Sir David King, the former chief scientific adviser to the UK government, agrees and believes that “spending billions on this machine would be foolhardy.” However, what decision about the fate of the giant collider will be made by CERN participants in 2028 has not yet been decided.
What we can touch with our hands and see with our eyes in the universe, from the point of view of astronomers and physicists, is matter made of fermions and leptons. In science, this sounds like baryonic matter, and it makes up less than five percent of the universe.
This means that the remaining ninety-five percent is exclusively dark matter and dark energy. It is precisely this 95% that modern science knows nothing about. We have no idea what might be there or what it might look like. Just imagine how many more particles are in the universe that have not even been discovered.

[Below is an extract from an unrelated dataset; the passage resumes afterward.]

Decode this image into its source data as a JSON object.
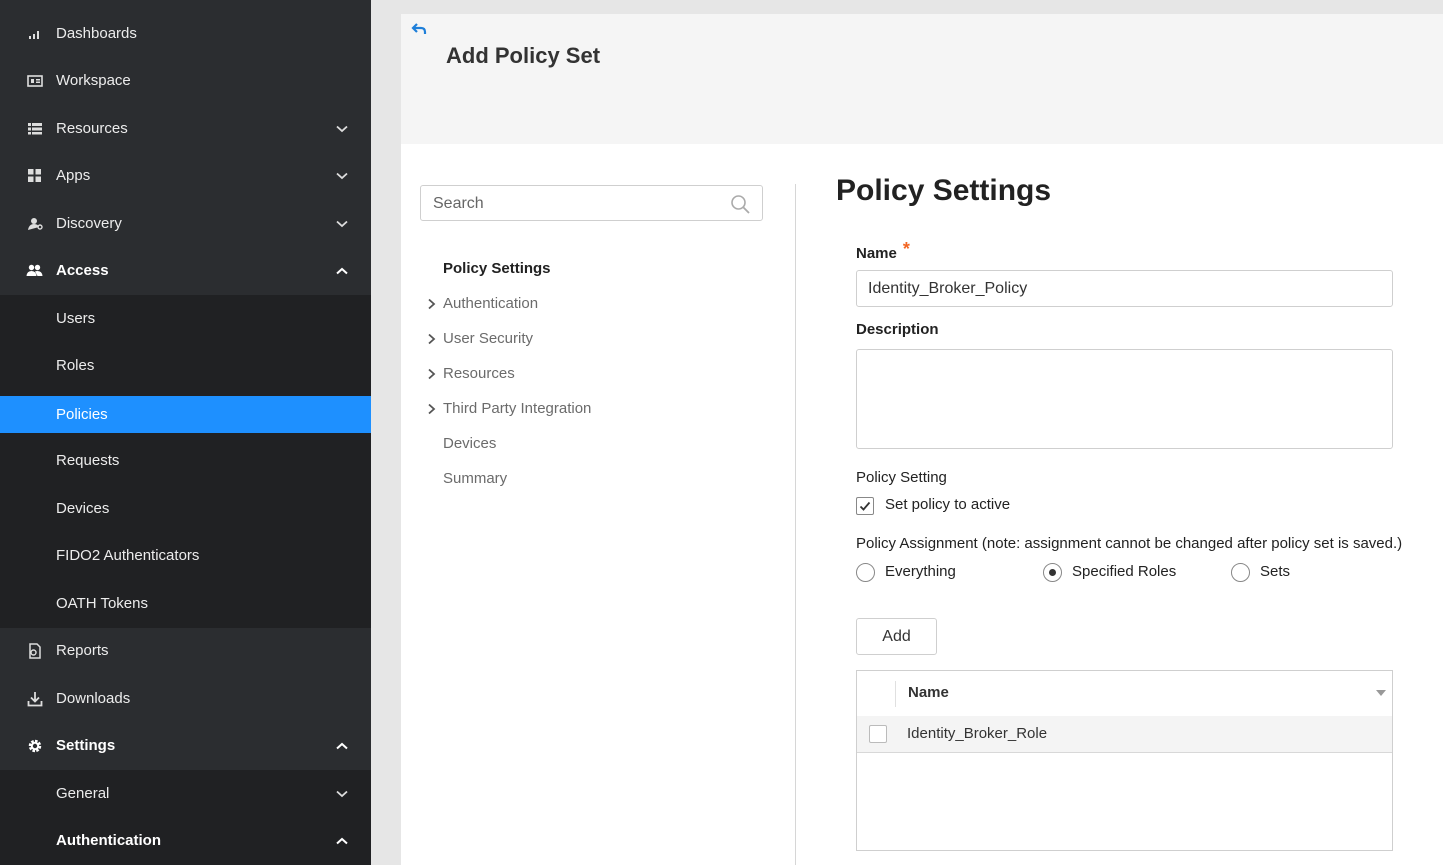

Although we must pay tribute, in 2013 there was the discovery of the Higgs boson, this is a scientific breakthrough using a particle accelerator, or, more simply, the most expensive particle. Without it, mass does not exist.
At the speed of light, two beams of particles move in the opposite direction. The result is a huge amount of energy in a minimal space, converted into matter. Energy is always undergoing evolution and transformation, and the more energy there is in such a small space, the greater the chance of creating larger particles.

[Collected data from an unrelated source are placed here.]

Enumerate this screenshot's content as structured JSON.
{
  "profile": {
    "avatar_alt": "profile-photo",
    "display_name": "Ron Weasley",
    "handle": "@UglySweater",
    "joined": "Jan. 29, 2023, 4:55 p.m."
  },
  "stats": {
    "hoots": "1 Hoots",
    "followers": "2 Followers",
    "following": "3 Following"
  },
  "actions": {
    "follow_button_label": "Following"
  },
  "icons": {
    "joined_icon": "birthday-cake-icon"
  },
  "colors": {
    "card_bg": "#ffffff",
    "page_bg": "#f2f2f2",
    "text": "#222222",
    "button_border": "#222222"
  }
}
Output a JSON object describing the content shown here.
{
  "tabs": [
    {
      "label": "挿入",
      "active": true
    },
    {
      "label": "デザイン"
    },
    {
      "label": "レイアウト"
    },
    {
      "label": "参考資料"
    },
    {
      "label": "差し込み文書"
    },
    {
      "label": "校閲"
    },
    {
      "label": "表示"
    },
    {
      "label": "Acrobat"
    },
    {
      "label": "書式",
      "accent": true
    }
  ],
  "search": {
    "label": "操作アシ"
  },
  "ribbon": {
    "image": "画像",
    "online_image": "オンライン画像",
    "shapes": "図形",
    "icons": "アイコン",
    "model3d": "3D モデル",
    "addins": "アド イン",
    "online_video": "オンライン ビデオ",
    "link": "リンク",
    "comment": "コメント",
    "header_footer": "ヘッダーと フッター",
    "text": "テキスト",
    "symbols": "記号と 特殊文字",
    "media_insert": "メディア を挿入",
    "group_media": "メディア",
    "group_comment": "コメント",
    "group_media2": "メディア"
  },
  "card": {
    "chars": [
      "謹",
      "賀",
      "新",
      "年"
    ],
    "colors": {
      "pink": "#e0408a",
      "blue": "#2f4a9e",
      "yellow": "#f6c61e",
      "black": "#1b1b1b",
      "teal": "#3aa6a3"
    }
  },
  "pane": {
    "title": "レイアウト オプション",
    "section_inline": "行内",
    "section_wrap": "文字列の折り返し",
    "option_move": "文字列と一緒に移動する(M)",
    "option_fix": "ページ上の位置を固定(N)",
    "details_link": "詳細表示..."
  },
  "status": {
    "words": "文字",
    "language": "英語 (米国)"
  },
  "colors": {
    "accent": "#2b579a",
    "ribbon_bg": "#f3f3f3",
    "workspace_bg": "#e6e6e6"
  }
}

Mass is always converted into energy, and the reverse process also occurs. Electrons are leptons, indivisible particles. An electron accelerated to the speed of light will have much less energy than a proton. When protons collide, we will observe a particle formed from the collision energy.
During the decay of elementary particles (bosons), traces of new particles appeared, which gave rise to a new discovery. Elementary particles are the basis of the universe, the properties of matter and forces.
But there is also the Higgs field, which covers all of space and is therefore responsible for gravity. For example, space during inertia. This field has a transfer boson, which is today known as the Higgs boson.
At the same time, no one has ever seen the field itself, and scientists only assumed its existence, since particles were discovered using the well-known collider. The same particle accelerator that converts energy into matter. The collider is already capable of moving protons almost at the speed of light.
For those who don’t understand, once again the Higgs field cannot be detected through experiments. In essence, this is a model based on a hypothesis, and by indirect evidence, it has completed the standard model of physics.
Scientific light has created a microcosm where various particles of boson action exist. The boson exists only in fermions, not in photons. This means that photons have no mass. But how matter can have particles without mass is a mystery. This means that we are no closer to understanding the universe at all.